Morrer de amor não é uma experiência totalmente estranha ao ser humano. Quem foi infectado por uma grande paixão sabe. São noites intermináveis de sexo ininterrupto, intimidades, longas conversas entremeadas por sonecas profundas e pouco de alimento. Geralmente resultam em perda de peso, uma prostração deliciosa e um desligamento da realidade que pode durar semanas.

A biologia por trás desse estado físico e mental é pouco conhecida, mas sua função é clara: garantir o nascimento da próxima geração e a formação de um laço afetivo capaz de aumentar as chances de sobrevivência da prole. A lua-de-mel é o espaço criado há séculos para permitir que esse estado físico e mental pudesse ser vivido sem as interferências do cotidiano. Claro que tudo isso muitas vezes dava errado, como continua a dar até hoje. Mas essa é uma parte importante de nosso ciclo reprodutivo.

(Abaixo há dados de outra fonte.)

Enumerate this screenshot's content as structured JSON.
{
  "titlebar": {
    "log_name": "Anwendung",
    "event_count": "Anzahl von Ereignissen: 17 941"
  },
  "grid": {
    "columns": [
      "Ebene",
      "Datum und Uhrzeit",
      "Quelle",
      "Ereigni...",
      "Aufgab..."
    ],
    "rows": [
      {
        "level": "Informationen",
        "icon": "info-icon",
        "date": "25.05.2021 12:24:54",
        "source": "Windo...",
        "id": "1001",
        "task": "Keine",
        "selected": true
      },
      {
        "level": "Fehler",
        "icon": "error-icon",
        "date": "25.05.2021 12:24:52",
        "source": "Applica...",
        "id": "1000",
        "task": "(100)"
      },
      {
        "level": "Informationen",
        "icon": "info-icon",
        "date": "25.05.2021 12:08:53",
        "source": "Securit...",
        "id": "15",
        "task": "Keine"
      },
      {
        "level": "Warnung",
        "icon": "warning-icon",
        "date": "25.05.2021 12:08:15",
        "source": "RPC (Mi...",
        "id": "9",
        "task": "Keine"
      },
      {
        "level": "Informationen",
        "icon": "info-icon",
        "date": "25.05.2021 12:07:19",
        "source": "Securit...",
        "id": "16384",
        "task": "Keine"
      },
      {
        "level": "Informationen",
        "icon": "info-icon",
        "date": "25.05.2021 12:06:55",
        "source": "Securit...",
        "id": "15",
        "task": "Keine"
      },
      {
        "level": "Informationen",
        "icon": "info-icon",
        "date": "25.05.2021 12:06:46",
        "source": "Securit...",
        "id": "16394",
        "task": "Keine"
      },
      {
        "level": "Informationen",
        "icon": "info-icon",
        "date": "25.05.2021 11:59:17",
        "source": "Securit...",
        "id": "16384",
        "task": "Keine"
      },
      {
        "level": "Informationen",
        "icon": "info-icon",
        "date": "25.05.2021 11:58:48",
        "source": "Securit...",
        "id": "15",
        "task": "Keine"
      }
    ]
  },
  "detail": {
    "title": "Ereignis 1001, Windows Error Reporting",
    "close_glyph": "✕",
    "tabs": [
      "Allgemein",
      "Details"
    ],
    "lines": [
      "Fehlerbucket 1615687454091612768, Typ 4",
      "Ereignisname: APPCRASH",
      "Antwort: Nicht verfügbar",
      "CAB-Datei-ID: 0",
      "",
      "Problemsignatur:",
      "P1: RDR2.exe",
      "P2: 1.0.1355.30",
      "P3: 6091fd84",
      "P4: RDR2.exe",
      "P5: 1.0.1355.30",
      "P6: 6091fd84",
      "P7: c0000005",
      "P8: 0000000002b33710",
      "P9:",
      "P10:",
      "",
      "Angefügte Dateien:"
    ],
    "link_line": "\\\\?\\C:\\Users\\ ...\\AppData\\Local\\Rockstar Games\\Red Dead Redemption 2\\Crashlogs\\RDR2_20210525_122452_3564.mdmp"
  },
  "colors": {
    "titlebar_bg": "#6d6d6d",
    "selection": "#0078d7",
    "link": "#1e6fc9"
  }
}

O interessante é que existem mamíferos em que esse comportamento é levado ao extremo, e os animais simplesmente morrem ao fim da paixão. É o caso de um marsupial que vive nos desertos do noroeste da Austrália, chamado Dasykaluta rosamondae. Os machos vivem um ano. Após sair da bolsa da mãe, rapidamente atingem seu tamanho final e, a partir desse momento, seus testículos crescem e a produção de espermatozoides é altíssima. Esses espermatozoides são estocados, uma vez que ele não tem relações sexuais. Após alguns meses, uma alteração hormonal provoca interrupção da produção e o animal, que era dócil, se torna arisco por duas semanas.
Aí chega a última semana do inverno e a primeira da primavera. Todas as fêmeas entram no cio simultaneamente e se inicia uma fase de intensa atividade sexual. Os machos passam duas semanas copulando até 14 horas por dia. Múltiplos machos copulam com cada fêmea e cada macho copula com inúmeras fêmeas. Nesse período, os animais não se alimentam e se dedicam apenas ao sexo. Orgia desenfreada.

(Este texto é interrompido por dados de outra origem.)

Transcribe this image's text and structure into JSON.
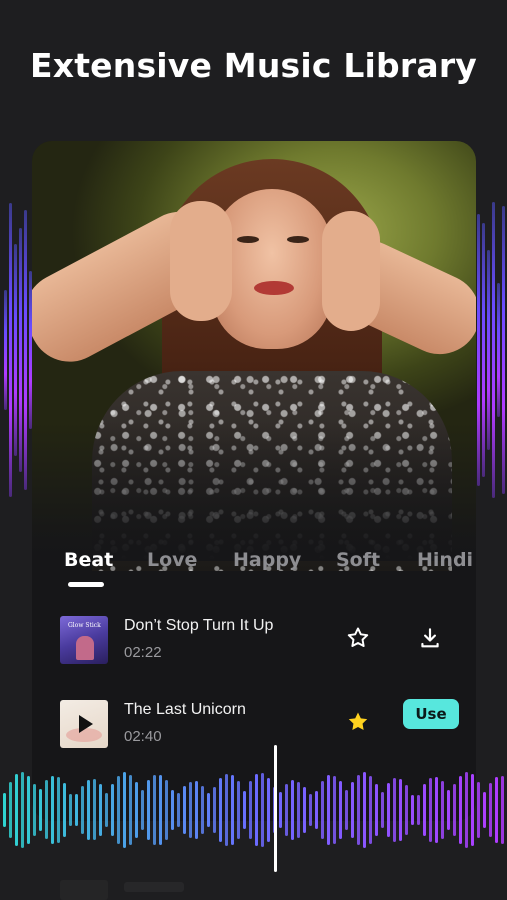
{
  "headline": "Extensive Music Library",
  "tabs": [
    {
      "label": "Beat",
      "active": true
    },
    {
      "label": "Love",
      "active": false
    },
    {
      "label": "Happy",
      "active": false
    },
    {
      "label": "Soft",
      "active": false
    },
    {
      "label": "Hindi",
      "active": false
    }
  ],
  "tracks": [
    {
      "title": "Don’t Stop Turn It Up",
      "duration": "02:22",
      "cover_text": "Glow Stick",
      "favorite": false,
      "action": "download-icon"
    },
    {
      "title": "The Last Unicorn",
      "duration": "02:40",
      "favorite": true,
      "action_label": "Use"
    }
  ],
  "colors": {
    "background": "#1e1e20",
    "accent_teal": "#57e7dd",
    "star_active": "#ffd21f",
    "wave_start": "#2fd4d0",
    "wave_mid": "#6a6cff",
    "wave_end": "#b23bff"
  },
  "icons": [
    "star-outline-icon",
    "download-icon",
    "star-filled-icon",
    "play-icon"
  ]
}
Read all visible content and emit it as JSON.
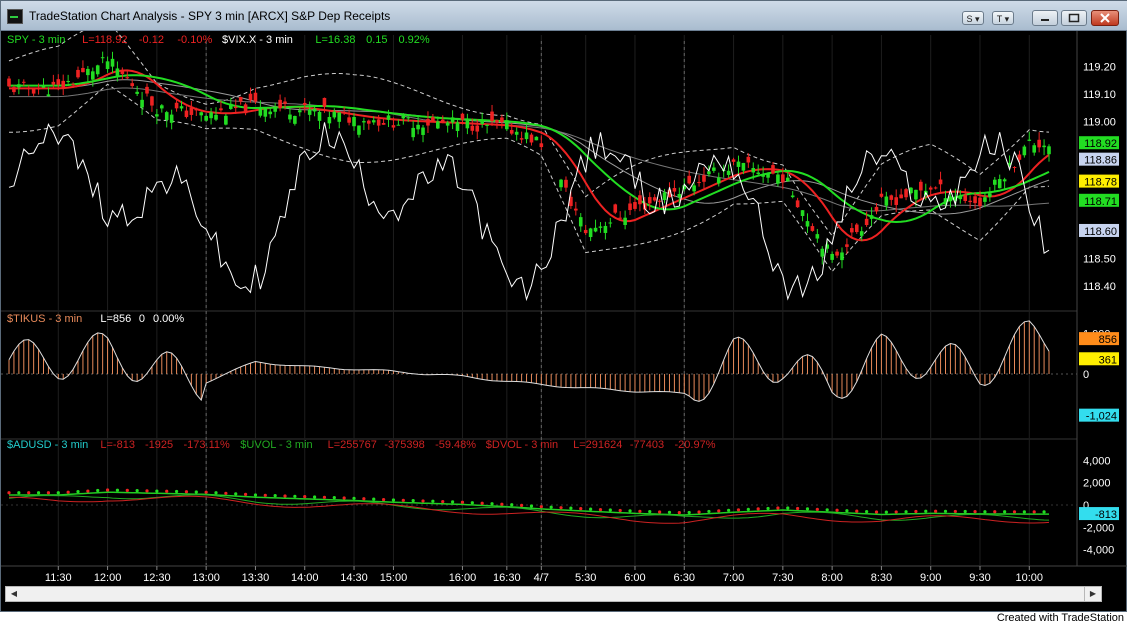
{
  "window": {
    "title": "TradeStation Chart Analysis - SPY 3 min [ARCX] S&P Dep Receipts",
    "toolbar_s_label": "S",
    "toolbar_t_label": "T",
    "minimize_icon": "minimize-icon",
    "maximize_icon": "maximize-icon",
    "close_icon": "close-icon"
  },
  "footer": {
    "credit": "Created with TradeStation"
  },
  "colors": {
    "background": "#000000",
    "bull_candle": "#22dd22",
    "bear_candle": "#ee2222",
    "axis_text": "#ffffff",
    "spy_label": "#22dd22",
    "vix_label": "#22dd22",
    "tikus_label": "#e88a5a",
    "adusd_label": "#22cccc",
    "uvol_label": "#22aa22",
    "dvol_label": "#cc2222"
  },
  "panes": {
    "price": {
      "legend": [
        {
          "text": "SPY - 3 min",
          "color": "#22dd22"
        },
        {
          "text": "L=118.92",
          "color": "#ee2222"
        },
        {
          "text": "-0.12",
          "color": "#ee2222"
        },
        {
          "text": "-0.10%",
          "color": "#ee2222"
        },
        {
          "text": "$VIX.X - 3 min",
          "color": "#ffffff"
        },
        {
          "text": "L=16.38",
          "color": "#22dd22"
        },
        {
          "text": "0.15",
          "color": "#22dd22"
        },
        {
          "text": "0.92%",
          "color": "#22dd22"
        }
      ],
      "axis_labels": [
        {
          "v": 119.2,
          "t": "119.20"
        },
        {
          "v": 119.1,
          "t": "119.10"
        },
        {
          "v": 119.0,
          "t": "119.00"
        },
        {
          "v": 118.5,
          "t": "118.50"
        },
        {
          "v": 118.4,
          "t": "118.40"
        }
      ],
      "badges": [
        {
          "v": 118.92,
          "t": "118.92",
          "bg": "#22dd22",
          "fg": "#000000"
        },
        {
          "v": 118.86,
          "t": "118.86",
          "bg": "#c8d4f0",
          "fg": "#000000"
        },
        {
          "v": 118.78,
          "t": "118.78",
          "bg": "#ffee00",
          "fg": "#000000"
        },
        {
          "v": 118.71,
          "t": "118.71",
          "bg": "#22dd22",
          "fg": "#000000"
        },
        {
          "v": 118.6,
          "t": "118.60",
          "bg": "#c8d4f0",
          "fg": "#000000"
        }
      ]
    },
    "tikus": {
      "legend": [
        {
          "text": "$TIKUS - 3 min",
          "color": "#e88a5a"
        },
        {
          "text": "L=856",
          "color": "#ffffff"
        },
        {
          "text": "0",
          "color": "#ffffff"
        },
        {
          "text": "0.00%",
          "color": "#ffffff"
        }
      ],
      "axis_labels": [
        {
          "v": 1000,
          "t": "1,000"
        },
        {
          "v": 0,
          "t": "0"
        }
      ],
      "badges": [
        {
          "v": 856,
          "t": "856",
          "bg": "#ff8c1a",
          "fg": "#000000"
        },
        {
          "v": 361,
          "t": "361",
          "bg": "#ffee00",
          "fg": "#000000"
        },
        {
          "v": -1024,
          "t": "-1,024",
          "bg": "#33ddee",
          "fg": "#000000"
        }
      ]
    },
    "breadth": {
      "legend": [
        {
          "text": "$ADUSD - 3 min",
          "color": "#22cccc"
        },
        {
          "text": "L=-813",
          "color": "#cc2222"
        },
        {
          "text": "-1925",
          "color": "#cc2222"
        },
        {
          "text": "-173.11%",
          "color": "#cc2222"
        },
        {
          "text": "$UVOL - 3 min",
          "color": "#22aa22"
        },
        {
          "text": "L=255767",
          "color": "#cc2222"
        },
        {
          "text": "-375398",
          "color": "#cc2222"
        },
        {
          "text": "-59.48%",
          "color": "#cc2222"
        },
        {
          "text": "$DVOL - 3 min",
          "color": "#cc2222"
        },
        {
          "text": "L=291624",
          "color": "#cc2222"
        },
        {
          "text": "-77403",
          "color": "#cc2222"
        },
        {
          "text": "-20.97%",
          "color": "#cc2222"
        }
      ],
      "axis_labels": [
        {
          "v": 4000,
          "t": "4,000"
        },
        {
          "v": 2000,
          "t": "2,000"
        },
        {
          "v": 0,
          "t": "0"
        },
        {
          "v": -2000,
          "t": "-2,000"
        },
        {
          "v": -4000,
          "t": "-4,000"
        }
      ],
      "badges": [
        {
          "v": -813,
          "t": "-813",
          "bg": "#33ddee",
          "fg": "#000000"
        }
      ]
    }
  },
  "time_axis": [
    {
      "t": "11:30",
      "i": 10
    },
    {
      "t": "12:00",
      "i": 20
    },
    {
      "t": "12:30",
      "i": 30
    },
    {
      "t": "13:00",
      "i": 40
    },
    {
      "t": "13:30",
      "i": 50
    },
    {
      "t": "14:00",
      "i": 60
    },
    {
      "t": "14:30",
      "i": 70
    },
    {
      "t": "15:00",
      "i": 78
    },
    {
      "t": "16:00",
      "i": 92
    },
    {
      "t": "16:30",
      "i": 101
    },
    {
      "t": "4/7",
      "i": 108
    },
    {
      "t": "5:30",
      "i": 117
    },
    {
      "t": "6:00",
      "i": 127
    },
    {
      "t": "6:30",
      "i": 137
    },
    {
      "t": "7:00",
      "i": 147
    },
    {
      "t": "7:30",
      "i": 157
    },
    {
      "t": "8:00",
      "i": 167
    },
    {
      "t": "8:30",
      "i": 177
    },
    {
      "t": "9:00",
      "i": 187
    },
    {
      "t": "9:30",
      "i": 197
    },
    {
      "t": "10:00",
      "i": 207
    }
  ],
  "chart_data": {
    "type": "line",
    "title": "",
    "x": [
      "11:30",
      "12:00",
      "12:30",
      "13:00",
      "13:30",
      "14:00",
      "14:30",
      "15:00",
      "16:00",
      "16:30",
      "4/7",
      "5:30",
      "6:00",
      "6:30",
      "7:00",
      "7:30",
      "8:00",
      "8:30",
      "9:00",
      "9:30",
      "10:00"
    ],
    "series": [
      {
        "name": "SPY - 3 min",
        "values": [
          119.12,
          119.22,
          119.05,
          119.02,
          119.06,
          119.04,
          119.01,
          119.0,
          118.99,
          118.98,
          118.92,
          118.6,
          118.68,
          118.76,
          118.84,
          118.8,
          118.5,
          118.7,
          118.76,
          118.7,
          118.92
        ]
      },
      {
        "name": "$TIKUS - 3 min",
        "values": [
          350,
          550,
          120,
          -200,
          300,
          180,
          120,
          60,
          -60,
          -180,
          -260,
          -350,
          -420,
          -480,
          420,
          260,
          -280,
          480,
          350,
          120,
          856
        ]
      },
      {
        "name": "$ADUSD - 3 min",
        "values": [
          900,
          1150,
          1050,
          950,
          700,
          550,
          400,
          250,
          50,
          -150,
          -350,
          -550,
          -750,
          -900,
          -650,
          -450,
          -650,
          -850,
          -750,
          -800,
          -813
        ]
      }
    ],
    "y_ranges": {
      "price": [
        118.33,
        119.3
      ],
      "tikus": [
        -1450,
        1350
      ],
      "breadth": [
        -5200,
        5200
      ]
    }
  }
}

Ao fim, os machos estão exaustos, largados por todos os lados, subnutridos. O estresse causado por essa atividade frenética e pelos altos níveis de cortisol no sangue faz com que eles comecem a ter hemorragias no estômago (algo semelhante a úlceras) e no intestino, que acabam levando todos – sim, todos – os machos à morte em alguns dias. Uma semana depois, toda a população é constituída por fêmeas.

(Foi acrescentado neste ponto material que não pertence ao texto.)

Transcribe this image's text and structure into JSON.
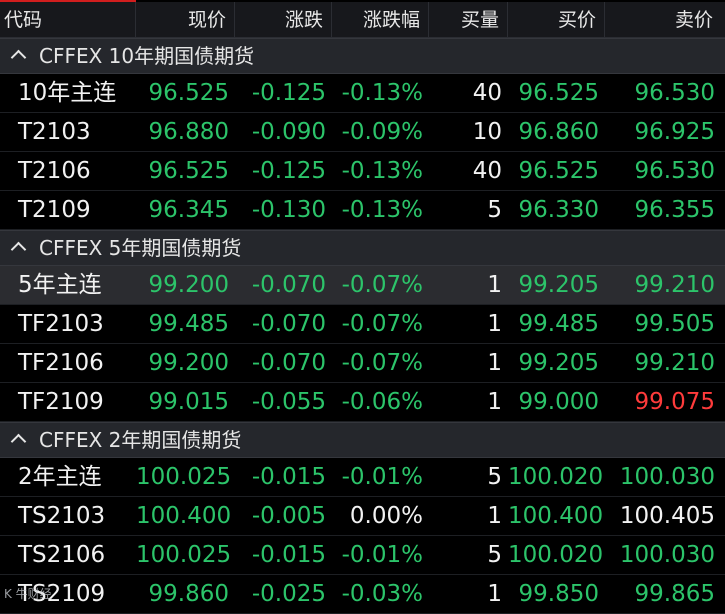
{
  "colors": {
    "green": "#2cc46a",
    "red": "#ff3b3b",
    "white": "#f2f2f2",
    "accent": "#d21e1e"
  },
  "header": {
    "columns": [
      "代码",
      "现价",
      "涨跌",
      "涨跌幅",
      "买量",
      "买价",
      "卖价"
    ]
  },
  "groups": [
    {
      "label": "CFFEX 10年期国债期货",
      "rows": [
        {
          "code": "10年主连",
          "price": "96.525",
          "change": "-0.125",
          "pct": "-0.13%",
          "bid_vol": "40",
          "bid": "96.525",
          "ask": "96.530",
          "pct_color": "green",
          "ask_color": "green"
        },
        {
          "code": "T2103",
          "price": "96.880",
          "change": "-0.090",
          "pct": "-0.09%",
          "bid_vol": "10",
          "bid": "96.860",
          "ask": "96.925",
          "pct_color": "green",
          "ask_color": "green"
        },
        {
          "code": "T2106",
          "price": "96.525",
          "change": "-0.125",
          "pct": "-0.13%",
          "bid_vol": "40",
          "bid": "96.525",
          "ask": "96.530",
          "pct_color": "green",
          "ask_color": "green"
        },
        {
          "code": "T2109",
          "price": "96.345",
          "change": "-0.130",
          "pct": "-0.13%",
          "bid_vol": "5",
          "bid": "96.330",
          "ask": "96.355",
          "pct_color": "green",
          "ask_color": "green"
        }
      ]
    },
    {
      "label": "CFFEX 5年期国债期货",
      "rows": [
        {
          "code": "5年主连",
          "price": "99.200",
          "change": "-0.070",
          "pct": "-0.07%",
          "bid_vol": "1",
          "bid": "99.205",
          "ask": "99.210",
          "pct_color": "green",
          "ask_color": "green",
          "selected": true
        },
        {
          "code": "TF2103",
          "price": "99.485",
          "change": "-0.070",
          "pct": "-0.07%",
          "bid_vol": "1",
          "bid": "99.485",
          "ask": "99.505",
          "pct_color": "green",
          "ask_color": "green"
        },
        {
          "code": "TF2106",
          "price": "99.200",
          "change": "-0.070",
          "pct": "-0.07%",
          "bid_vol": "1",
          "bid": "99.205",
          "ask": "99.210",
          "pct_color": "green",
          "ask_color": "green"
        },
        {
          "code": "TF2109",
          "price": "99.015",
          "change": "-0.055",
          "pct": "-0.06%",
          "bid_vol": "1",
          "bid": "99.000",
          "ask": "99.075",
          "pct_color": "green",
          "ask_color": "red"
        }
      ]
    },
    {
      "label": "CFFEX 2年期国债期货",
      "rows": [
        {
          "code": "2年主连",
          "price": "100.025",
          "change": "-0.015",
          "pct": "-0.01%",
          "bid_vol": "5",
          "bid": "100.020",
          "ask": "100.030",
          "pct_color": "green",
          "ask_color": "green"
        },
        {
          "code": "TS2103",
          "price": "100.400",
          "change": "-0.005",
          "pct": "0.00%",
          "bid_vol": "1",
          "bid": "100.400",
          "ask": "100.405",
          "pct_color": "white",
          "ask_color": "white"
        },
        {
          "code": "TS2106",
          "price": "100.025",
          "change": "-0.015",
          "pct": "-0.01%",
          "bid_vol": "5",
          "bid": "100.020",
          "ask": "100.030",
          "pct_color": "green",
          "ask_color": "green"
        },
        {
          "code": "TS2109",
          "price": "99.860",
          "change": "-0.025",
          "pct": "-0.03%",
          "bid_vol": "1",
          "bid": "99.850",
          "ask": "99.865",
          "pct_color": "green",
          "ask_color": "green"
        }
      ]
    }
  ],
  "watermark": "K 牛财经"
}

Testes de paternidade mostram que em praticamente todas as fêmeas os 4 a 8 filhotes são de diferentes pais. Durante as duas semanas de paixão desenfreada, as fêmeas estocam o sêmen dos diferentes machos em uma espécie de saquinho onde os espermatozoides se misturam e são usados para fecundar os óvulos. Enquanto os machos duram só um ano e um ciclo reprodutivo, as fêmeas vivem alguns anos desfrutando de uma nova geração de machos louca e mortalmente apaixonada.
Cientistas acreditam que esse comportamento surgiu pelas condições climáticas no deserto. Nesse ambiente há um período muito curto (algumas semanas) em que o alimento é suficientemente abundante. Isso levou as fêmeas a entrar no cio e ovular ao mesmo tempo. Para elas é essencial que fiquem prenhes quando o alimento está disponível e a estratégia é copular com muitos machos. Para os machos a única chance de passar adiante seus genes é copular nessas duas semanas. É tudo ou nada! Como isso vale para todos, surge a competição louca entre eles, todos tentando espalhar pelo maior número de vaginas a enorme quantidade de espermatozoides que produziram. A necessidade de reproduzir é tão forte que vale a pena gastar todas as energias nas duas semanas e depois morrer de exaustão.
Esse comportamento demonstra como o instinto reprodutivo é forte. No nosso caso é tão forte quanto, mas as fêmeas “escondem” seu período fértil (praticamente não existe cio). Como as fêmeas humanas possuem 12 períodos férteis ao longo do ano, e aceitam copular mesmo fora do período fértil, a estratégia dos machos é diferente. Imagine se todas as mulheres do planeta só copulassem durante uma semana por ano. Seria uma semana de loucura que deixaria o carnaval no chinelo.